Marine iguanas are found only on the Galápagos Islands located in the Pacific Ocean near Ecuador, South America. They are the only lizards that are able to live and feed in the sea.
Marine iguanas are vegetarians. They feed on seaweed and algae which they find on rocks, in tidal pools, or in the sea. The adult males can grow to over 5 feet long and the females up to almost 4 feet. On land, marine iguanas are rather clumsy lizards, but in the water they are powerful, easy-moving swimmers.

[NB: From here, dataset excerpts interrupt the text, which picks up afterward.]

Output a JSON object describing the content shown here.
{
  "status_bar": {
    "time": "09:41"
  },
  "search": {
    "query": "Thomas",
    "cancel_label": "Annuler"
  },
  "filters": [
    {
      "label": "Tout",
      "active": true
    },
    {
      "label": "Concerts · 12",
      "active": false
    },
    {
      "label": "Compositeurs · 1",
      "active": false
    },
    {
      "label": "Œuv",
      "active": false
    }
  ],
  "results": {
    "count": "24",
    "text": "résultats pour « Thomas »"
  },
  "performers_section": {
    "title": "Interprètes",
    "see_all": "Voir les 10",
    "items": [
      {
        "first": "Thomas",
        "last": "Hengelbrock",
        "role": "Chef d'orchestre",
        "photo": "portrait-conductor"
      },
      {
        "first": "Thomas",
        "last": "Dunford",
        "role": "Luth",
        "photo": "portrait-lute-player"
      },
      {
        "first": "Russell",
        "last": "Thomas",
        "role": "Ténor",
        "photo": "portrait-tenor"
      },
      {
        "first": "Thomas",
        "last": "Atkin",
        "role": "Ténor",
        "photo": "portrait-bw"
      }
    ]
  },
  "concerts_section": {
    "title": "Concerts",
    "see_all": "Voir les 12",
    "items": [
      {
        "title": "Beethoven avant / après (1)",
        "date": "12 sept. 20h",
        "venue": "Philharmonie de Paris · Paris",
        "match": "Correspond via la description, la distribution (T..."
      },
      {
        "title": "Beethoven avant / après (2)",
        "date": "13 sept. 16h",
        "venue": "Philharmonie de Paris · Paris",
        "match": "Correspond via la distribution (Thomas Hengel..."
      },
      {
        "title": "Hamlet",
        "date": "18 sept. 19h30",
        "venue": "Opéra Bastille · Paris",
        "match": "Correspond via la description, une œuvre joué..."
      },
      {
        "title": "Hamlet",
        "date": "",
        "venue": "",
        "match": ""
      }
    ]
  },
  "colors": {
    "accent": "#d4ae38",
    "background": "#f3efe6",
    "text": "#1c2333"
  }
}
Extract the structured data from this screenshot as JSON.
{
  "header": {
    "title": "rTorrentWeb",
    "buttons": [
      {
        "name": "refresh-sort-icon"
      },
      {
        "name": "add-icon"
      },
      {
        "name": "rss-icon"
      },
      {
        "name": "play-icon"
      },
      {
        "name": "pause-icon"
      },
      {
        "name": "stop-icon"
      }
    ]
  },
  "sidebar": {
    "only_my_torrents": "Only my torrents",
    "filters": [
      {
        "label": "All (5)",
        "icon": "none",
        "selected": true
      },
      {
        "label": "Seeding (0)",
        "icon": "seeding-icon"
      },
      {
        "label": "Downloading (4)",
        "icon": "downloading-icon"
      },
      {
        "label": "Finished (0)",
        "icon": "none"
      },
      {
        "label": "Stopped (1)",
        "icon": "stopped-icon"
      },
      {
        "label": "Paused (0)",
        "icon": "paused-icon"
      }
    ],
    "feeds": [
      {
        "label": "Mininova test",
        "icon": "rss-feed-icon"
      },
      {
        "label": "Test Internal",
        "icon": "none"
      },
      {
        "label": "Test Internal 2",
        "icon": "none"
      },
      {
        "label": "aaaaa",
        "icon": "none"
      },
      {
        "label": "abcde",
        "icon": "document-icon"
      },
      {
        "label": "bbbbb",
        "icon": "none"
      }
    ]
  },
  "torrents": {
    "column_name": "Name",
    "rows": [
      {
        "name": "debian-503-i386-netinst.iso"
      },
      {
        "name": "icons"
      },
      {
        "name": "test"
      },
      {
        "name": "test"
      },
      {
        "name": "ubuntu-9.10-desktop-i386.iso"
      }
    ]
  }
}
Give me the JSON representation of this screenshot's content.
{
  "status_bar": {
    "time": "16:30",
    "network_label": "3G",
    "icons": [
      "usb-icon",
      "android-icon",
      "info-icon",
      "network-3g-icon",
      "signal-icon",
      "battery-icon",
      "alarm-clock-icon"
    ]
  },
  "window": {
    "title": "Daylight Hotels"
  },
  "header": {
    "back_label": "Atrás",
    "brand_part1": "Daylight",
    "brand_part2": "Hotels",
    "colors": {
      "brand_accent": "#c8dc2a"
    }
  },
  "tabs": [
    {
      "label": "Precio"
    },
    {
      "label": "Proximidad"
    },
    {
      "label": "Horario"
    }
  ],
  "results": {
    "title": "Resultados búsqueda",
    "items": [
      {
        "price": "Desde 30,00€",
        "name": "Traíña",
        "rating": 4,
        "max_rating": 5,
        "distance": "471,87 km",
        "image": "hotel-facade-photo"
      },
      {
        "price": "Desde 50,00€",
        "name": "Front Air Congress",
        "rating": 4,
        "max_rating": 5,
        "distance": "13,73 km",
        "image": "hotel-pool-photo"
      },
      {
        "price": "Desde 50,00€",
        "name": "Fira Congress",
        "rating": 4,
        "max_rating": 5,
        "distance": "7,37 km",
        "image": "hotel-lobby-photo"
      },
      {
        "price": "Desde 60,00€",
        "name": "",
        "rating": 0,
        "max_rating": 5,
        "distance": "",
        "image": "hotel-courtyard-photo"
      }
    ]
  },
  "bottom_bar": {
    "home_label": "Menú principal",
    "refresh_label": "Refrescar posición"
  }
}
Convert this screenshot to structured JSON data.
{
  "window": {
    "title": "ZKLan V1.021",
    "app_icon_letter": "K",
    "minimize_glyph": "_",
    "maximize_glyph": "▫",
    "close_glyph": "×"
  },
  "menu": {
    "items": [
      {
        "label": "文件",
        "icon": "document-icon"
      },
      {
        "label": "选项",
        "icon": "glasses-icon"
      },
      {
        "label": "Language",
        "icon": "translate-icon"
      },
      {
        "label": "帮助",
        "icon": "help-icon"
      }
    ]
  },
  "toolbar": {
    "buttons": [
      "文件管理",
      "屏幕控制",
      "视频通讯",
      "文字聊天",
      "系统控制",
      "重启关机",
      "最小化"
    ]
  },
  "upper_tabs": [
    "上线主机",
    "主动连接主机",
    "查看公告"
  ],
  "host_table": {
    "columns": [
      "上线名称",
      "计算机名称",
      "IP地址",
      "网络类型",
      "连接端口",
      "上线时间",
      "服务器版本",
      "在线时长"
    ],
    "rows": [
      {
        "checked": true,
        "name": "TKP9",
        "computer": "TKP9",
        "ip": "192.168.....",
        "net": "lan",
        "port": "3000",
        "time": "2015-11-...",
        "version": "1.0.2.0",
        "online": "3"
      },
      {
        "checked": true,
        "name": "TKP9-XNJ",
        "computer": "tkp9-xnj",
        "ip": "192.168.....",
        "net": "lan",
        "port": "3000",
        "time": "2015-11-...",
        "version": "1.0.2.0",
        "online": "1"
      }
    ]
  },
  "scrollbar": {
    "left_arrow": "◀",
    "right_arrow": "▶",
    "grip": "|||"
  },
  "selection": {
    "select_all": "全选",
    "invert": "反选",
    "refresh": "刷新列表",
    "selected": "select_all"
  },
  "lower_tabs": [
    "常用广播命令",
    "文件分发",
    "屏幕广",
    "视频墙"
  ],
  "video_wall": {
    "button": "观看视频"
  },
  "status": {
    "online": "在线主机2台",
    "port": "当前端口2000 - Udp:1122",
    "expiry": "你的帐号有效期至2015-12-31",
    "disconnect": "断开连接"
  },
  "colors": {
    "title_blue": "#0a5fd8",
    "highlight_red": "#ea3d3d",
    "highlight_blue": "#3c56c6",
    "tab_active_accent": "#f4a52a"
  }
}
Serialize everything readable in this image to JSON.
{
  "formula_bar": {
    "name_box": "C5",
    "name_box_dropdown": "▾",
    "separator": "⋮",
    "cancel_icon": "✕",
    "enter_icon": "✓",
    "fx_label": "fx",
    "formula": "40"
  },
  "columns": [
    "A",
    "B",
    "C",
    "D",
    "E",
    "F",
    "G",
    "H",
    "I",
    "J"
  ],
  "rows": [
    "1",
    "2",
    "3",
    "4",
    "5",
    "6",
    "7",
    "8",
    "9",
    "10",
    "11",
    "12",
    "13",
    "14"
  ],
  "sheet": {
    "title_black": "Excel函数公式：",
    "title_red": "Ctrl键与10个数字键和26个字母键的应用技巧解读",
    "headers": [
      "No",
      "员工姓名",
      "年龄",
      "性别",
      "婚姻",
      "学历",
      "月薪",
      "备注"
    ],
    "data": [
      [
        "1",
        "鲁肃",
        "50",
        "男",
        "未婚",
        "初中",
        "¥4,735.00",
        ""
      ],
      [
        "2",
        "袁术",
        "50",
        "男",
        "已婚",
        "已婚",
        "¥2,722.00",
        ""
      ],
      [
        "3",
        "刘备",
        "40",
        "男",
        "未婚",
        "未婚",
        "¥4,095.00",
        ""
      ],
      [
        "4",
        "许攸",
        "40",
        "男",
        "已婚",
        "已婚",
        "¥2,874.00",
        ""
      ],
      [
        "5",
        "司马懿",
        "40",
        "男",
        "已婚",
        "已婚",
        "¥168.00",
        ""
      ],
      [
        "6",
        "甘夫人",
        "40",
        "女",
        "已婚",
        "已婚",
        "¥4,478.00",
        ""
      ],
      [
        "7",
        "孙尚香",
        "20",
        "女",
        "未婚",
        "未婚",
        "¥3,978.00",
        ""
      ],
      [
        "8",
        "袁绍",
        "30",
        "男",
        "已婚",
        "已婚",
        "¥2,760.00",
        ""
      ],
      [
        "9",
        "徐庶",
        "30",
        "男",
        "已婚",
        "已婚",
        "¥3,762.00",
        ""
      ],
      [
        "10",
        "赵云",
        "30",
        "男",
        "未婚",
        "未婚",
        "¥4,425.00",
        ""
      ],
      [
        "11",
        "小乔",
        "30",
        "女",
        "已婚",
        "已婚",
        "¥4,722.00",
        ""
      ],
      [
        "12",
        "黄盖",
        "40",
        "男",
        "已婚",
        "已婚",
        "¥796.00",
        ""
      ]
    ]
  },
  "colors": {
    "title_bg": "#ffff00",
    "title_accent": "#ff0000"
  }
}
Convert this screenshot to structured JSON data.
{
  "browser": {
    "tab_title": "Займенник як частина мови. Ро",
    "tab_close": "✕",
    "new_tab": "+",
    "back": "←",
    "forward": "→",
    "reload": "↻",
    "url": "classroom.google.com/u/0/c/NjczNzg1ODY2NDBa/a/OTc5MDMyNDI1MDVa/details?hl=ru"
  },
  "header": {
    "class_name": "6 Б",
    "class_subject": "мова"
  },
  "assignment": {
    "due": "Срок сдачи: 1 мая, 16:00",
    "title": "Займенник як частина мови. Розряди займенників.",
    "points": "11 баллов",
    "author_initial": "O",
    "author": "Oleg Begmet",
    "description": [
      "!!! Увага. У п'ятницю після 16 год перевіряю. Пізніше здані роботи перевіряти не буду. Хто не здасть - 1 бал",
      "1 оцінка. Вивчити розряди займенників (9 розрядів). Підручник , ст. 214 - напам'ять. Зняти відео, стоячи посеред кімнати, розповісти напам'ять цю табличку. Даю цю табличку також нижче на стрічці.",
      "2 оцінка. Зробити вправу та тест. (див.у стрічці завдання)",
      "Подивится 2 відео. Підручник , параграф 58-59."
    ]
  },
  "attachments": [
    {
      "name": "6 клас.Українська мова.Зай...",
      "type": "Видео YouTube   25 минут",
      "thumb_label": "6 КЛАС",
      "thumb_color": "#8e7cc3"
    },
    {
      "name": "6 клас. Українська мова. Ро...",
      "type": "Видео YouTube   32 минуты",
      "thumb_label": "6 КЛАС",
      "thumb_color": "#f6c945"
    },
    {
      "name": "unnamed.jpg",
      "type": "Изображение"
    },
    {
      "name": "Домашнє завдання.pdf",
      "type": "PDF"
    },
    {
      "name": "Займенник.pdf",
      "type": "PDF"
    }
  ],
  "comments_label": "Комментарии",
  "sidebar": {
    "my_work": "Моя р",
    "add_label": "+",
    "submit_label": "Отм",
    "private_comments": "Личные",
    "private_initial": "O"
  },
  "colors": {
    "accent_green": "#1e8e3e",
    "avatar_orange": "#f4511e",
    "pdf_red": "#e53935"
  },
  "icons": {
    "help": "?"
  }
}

Their flattened tails and spiky dorsal fins are perfect for swimming. They have long, sharp claws they use to cling tightly to rocks in the strong currents and waves along the shore. Marine iguanas have flat snouts which makes it easier for them to scrape algae off the rocks with their sharp teeth.
While underwater, marine iguanas are in danger of being eaten by sharks. The sharks have excellent hearing and can actually hear the heartbeat of an iguana up to meters away. God gave the marine iguanas an amazing defense system to protect them that they can deliberately stop their heart from beating. They have been known to stop their hearts for up to 45 minutes without any harmful effects. Evolution teaches that the marine iguana somehow learned this trick by chance and accident over a long period of time to protect it from its enemies.